The cert your Apache is using on port 443 right now

echo | openssl s_client -connect mail.alliedvaughndam.com:443 | head
---
Certificate chain
 0 s:CN = mail.alliedvaughndam.com
   i:C = US, O = Let's Encrypt, CN = R10
   a:PKEY: rsaEncryption, 4096 (bit); sigalg: RSA-SHA256
   v:NotBefore: Aug 16 14:45:41 2024 GMT; NotAfter: Nov 14 14:45:40 2024 GMT
 1 s:C = US, O = Let's Encrypt, CN = R10
   i:C = US, O = Internet Security Research Group, CN = ISRG Root X1
   a:PKEY: rsaEncryption, 2048 (bit); sigalg: RSA-SHA256

The reply your Apache gives to HTTP and HTTPS requests on their respective ports

curl -i http://mail.alliedvaughndam.com/
HTTP/1.1 500 Internal Server Error
Date: Fri, 16 Aug 2024 20:05:30 GMT
Server: Apache

curl -i https://mail.alliedvaughndam.com/
HTTP/1.1 500 Internal Server Error
Date: Fri, 16 Aug 2024 20:05:34 GMT
Server: Apache

I am not sure what more to suggest going forward.

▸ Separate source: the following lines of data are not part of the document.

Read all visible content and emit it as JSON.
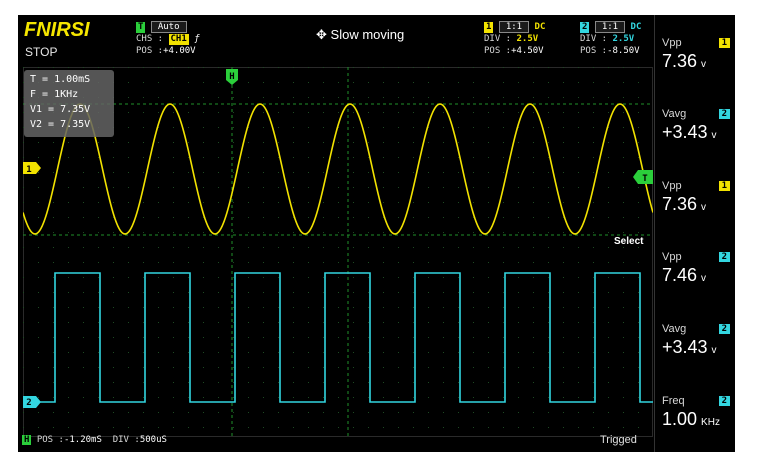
{
  "header": {
    "brand": "FNIRSI",
    "run_state": "STOP",
    "trigger_mode_badge": "T",
    "trigger_mode": "Auto",
    "chs_label": "CHS :",
    "chs_value": "CH1",
    "edge_icon": "rising-edge-icon",
    "pos_label": "POS :",
    "pos_value": "+4.00V",
    "status": "Slow moving",
    "status_icon": "move-arrows-icon"
  },
  "channel1": {
    "badge": "1",
    "probe": "1:1",
    "coupling": "DC",
    "div_label": "DIV :",
    "div_value": "2.5V",
    "pos_label": "POS :",
    "pos_value": "+4.50V",
    "color": "#f2e200"
  },
  "channel2": {
    "badge": "2",
    "probe": "1:1",
    "coupling": "DC",
    "div_label": "DIV :",
    "div_value": "2.5V",
    "pos_label": "POS :",
    "pos_value": "-8.50V",
    "color": "#33d6e0"
  },
  "info": {
    "t": "T = 1.00mS",
    "f": "F = 1KHz",
    "v1": "V1 = 7.35V",
    "v2": "V2 = 7.35V"
  },
  "markers": {
    "h": "H",
    "ch1": "1",
    "ch2": "2",
    "trigger": "T"
  },
  "select_label": "Select",
  "measurements": [
    {
      "label": "Vpp",
      "channel": "1",
      "value": "7.36",
      "unit": "v"
    },
    {
      "label": "Vavg",
      "channel": "2",
      "value": "+3.43",
      "unit": "v"
    },
    {
      "label": "Vpp",
      "channel": "1",
      "value": "7.36",
      "unit": "v"
    },
    {
      "label": "Vpp",
      "channel": "2",
      "value": "7.46",
      "unit": "v"
    },
    {
      "label": "Vavg",
      "channel": "2",
      "value": "+3.43",
      "unit": "v"
    },
    {
      "label": "Freq",
      "channel": "2",
      "value": "1.00",
      "unit": "KHz"
    }
  ],
  "timebase": {
    "badge": "H",
    "pos_label": "POS :",
    "pos_value": "-1.20mS",
    "div_label": "DIV :",
    "div_value": "500uS"
  },
  "trigger_status": "Trigged",
  "waveforms": {
    "ch1_cycles_visible": 7,
    "ch2_cycles_visible": 7,
    "grid_color": "#1f8f2a"
  }
}
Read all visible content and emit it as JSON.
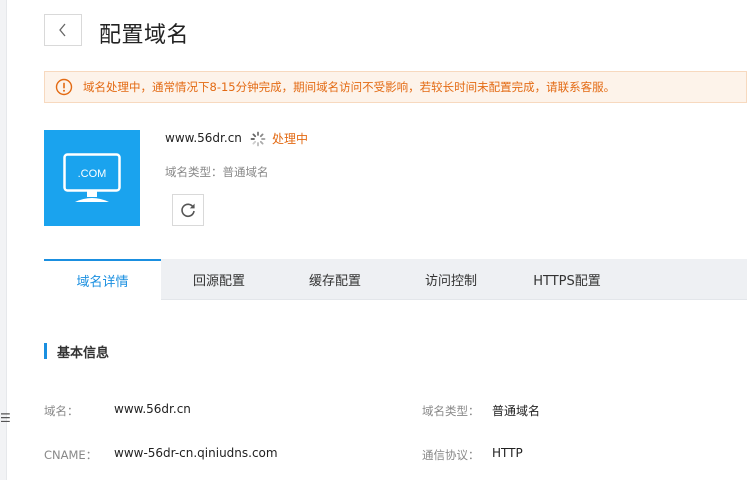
{
  "page": {
    "title": "配置域名"
  },
  "alert": {
    "text": "域名处理中，通常情况下8-15分钟完成，期间域名访问不受影响，若较长时间未配置完成，请联系客服。"
  },
  "domain": {
    "logo_text": ".COM",
    "name": "www.56dr.cn",
    "status": "处理中",
    "type_line": "域名类型：普通域名"
  },
  "tabs": [
    {
      "label": "域名详情",
      "active": true
    },
    {
      "label": "回源配置"
    },
    {
      "label": "缓存配置"
    },
    {
      "label": "访问控制"
    },
    {
      "label": "HTTPS配置"
    }
  ],
  "section": {
    "title": "基本信息"
  },
  "fields": {
    "domain_label": "域名：",
    "domain_value": "www.56dr.cn",
    "type_label": "域名类型：",
    "type_value": "普通域名",
    "cname_label": "CNAME：",
    "cname_value": "www-56dr-cn.qiniudns.com",
    "protocol_label": "通信协议：",
    "protocol_value": "HTTP"
  },
  "colors": {
    "accent": "#1a8fe0",
    "warning": "#e36a13",
    "logo_bg": "#1aa3ee"
  },
  "icons": [
    "chevron-left-icon",
    "warning-circle-icon",
    "monitor-icon",
    "spinner-icon",
    "refresh-icon"
  ]
}
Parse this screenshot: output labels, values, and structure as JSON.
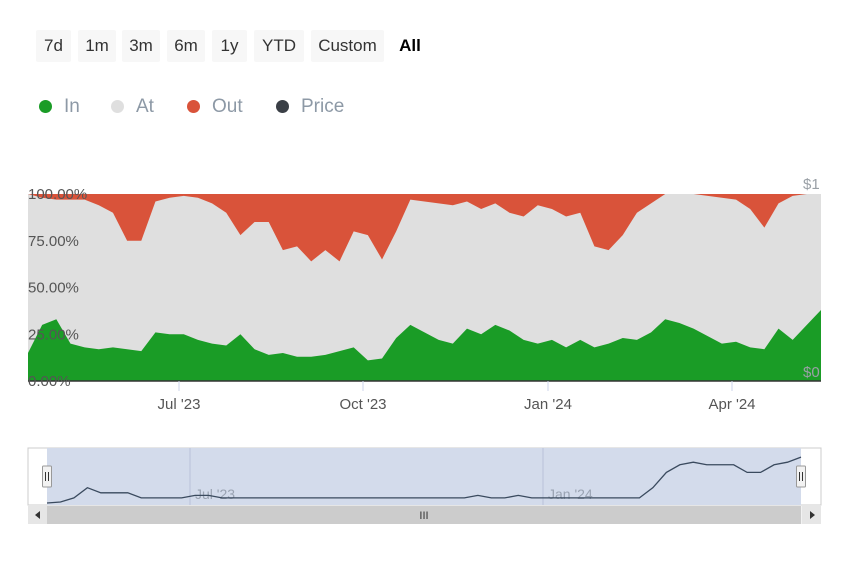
{
  "range_selector": {
    "buttons": [
      "7d",
      "1m",
      "3m",
      "6m",
      "1y",
      "YTD",
      "Custom",
      "All"
    ],
    "active": "All"
  },
  "legend": [
    {
      "label": "In",
      "color": "#1a9c26"
    },
    {
      "label": "At",
      "color": "#dfdfdf"
    },
    {
      "label": "Out",
      "color": "#d9533a"
    },
    {
      "label": "Price",
      "color": "#3a3f46"
    }
  ],
  "chart_data": {
    "type": "area",
    "stacking": "percent",
    "x_start": "2023-04-17",
    "x_step_days": 7,
    "x_ticks": [
      "Jul '23",
      "Oct '23",
      "Jan '24",
      "Apr '24"
    ],
    "y_ticks": [
      "0.00%",
      "25.00%",
      "50.00%",
      "75.00%",
      "100.00%"
    ],
    "ylim": [
      0,
      100
    ],
    "y2_ticks": [
      "$0",
      "$1"
    ],
    "y2lim": [
      0,
      1
    ],
    "series": [
      {
        "name": "In",
        "values": [
          15,
          30,
          33,
          20,
          18,
          17,
          18,
          17,
          16,
          26,
          25,
          25,
          22,
          20,
          19,
          25,
          17,
          14,
          15,
          13,
          13,
          14,
          16,
          18,
          11,
          12,
          23,
          30,
          26,
          22,
          20,
          28,
          25,
          30,
          27,
          22,
          20,
          22,
          18,
          22,
          18,
          20,
          23,
          22,
          26,
          33,
          31,
          28,
          24,
          20,
          21,
          18,
          17,
          28,
          22,
          30,
          38
        ]
      },
      {
        "name": "Out",
        "values": [
          0,
          2,
          3,
          3,
          3,
          6,
          10,
          25,
          25,
          4,
          2,
          1,
          2,
          5,
          10,
          22,
          15,
          15,
          30,
          28,
          36,
          30,
          36,
          20,
          22,
          35,
          20,
          3,
          4,
          5,
          6,
          4,
          8,
          5,
          10,
          12,
          6,
          8,
          12,
          10,
          28,
          30,
          22,
          10,
          5,
          0,
          0,
          0,
          1,
          2,
          3,
          8,
          18,
          5,
          1,
          0,
          0
        ]
      },
      {
        "name": "Price",
        "values": [
          0,
          0.02,
          0.1,
          0.3,
          0.2,
          0.2,
          0.2,
          0.1,
          0.1,
          0.1,
          0.1,
          0.15,
          0.15,
          0.1,
          0.1,
          0.1,
          0.1,
          0.1,
          0.1,
          0.1,
          0.1,
          0.1,
          0.1,
          0.1,
          0.1,
          0.1,
          0.1,
          0.1,
          0.1,
          0.1,
          0.1,
          0.1,
          0.15,
          0.1,
          0.1,
          0.15,
          0.1,
          0.1,
          0.1,
          0.1,
          0.1,
          0.1,
          0.1,
          0.1,
          0.1,
          0.3,
          0.6,
          0.75,
          0.8,
          0.75,
          0.75,
          0.75,
          0.6,
          0.6,
          0.75,
          0.8,
          0.9
        ]
      }
    ],
    "navigator": {
      "x_ticks": [
        "Jul '23",
        "Jan '24"
      ],
      "scrollbar_grip": "III"
    }
  }
}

We seem to be going in circles. You have been able to get certs (presumably using --standalone).

I, or someone, could advise how to setup a cert auto-renew using --standalone which auto-stops and starts Apache too. But, as I noted, generally it is better to rely on Apache itself to handle the HTTP Challenge. That works with only a graceful reload of Apache so is not disruptive to people using it. However, your Apache needs to reply consistently to HTTP requests for that to work.

Let us know what, specifically, you need help with from here. Perhaps someone else will convey the info in a way that suits you better.

We should have a look at that file.

Here is the output of the file of the above command:

<VirtualHost *:80>
        # The ServerName directive sets the request scheme, hostname and port that
        # the server uses to identify itself. This is used when creating
        # redirection URLs. In the context of virtual hosts, the ServerName
        # specifies what hostname must appear in the request's Host: header to
        # match this virtual host. For the default virtual host (this file) this
        # value is not decisive as it is used as a last resort host regardless.
        # However, you must set it for any further virtual host explicitly.
        ServerName mail.alliedvaughndam.com

        ServerAdmin webmaster@localhost
        DocumentRoot /var/www/html
        # Redirect permanent /avldap https://127.0.0.1/phpldapadmin
        <Directory "/var/www/html">
          Options FollowSymLinks
          AllowOverride All
        </Directory>

        # Available loglevels: trace8, ..., trace1, debug, info, notice, warn,
        # error, crit, alert, emerg.
        # It is also possible to configure the loglevel for particular
        # modules, e.g.
        LogLevel warn

        ErrorLog ${APACHE_LOG_DIR}/error.log
        CustomLog ${APACHE_LOG_DIR}/access.log combined

        # For most configuration files from conf-available/, which are
        # enabled or disabled at a global level, it is possible to
        # include a line for only one particular virtual host. For example the
        # following line enables the CGI configuration for this host only
        # after it has been globally disabled with "a2disconf".
        #Include conf-available/serve-cgi-bin.conf
</VirtualHost>

This topic was automatically closed 30 days after the last reply. New replies are no longer allowed.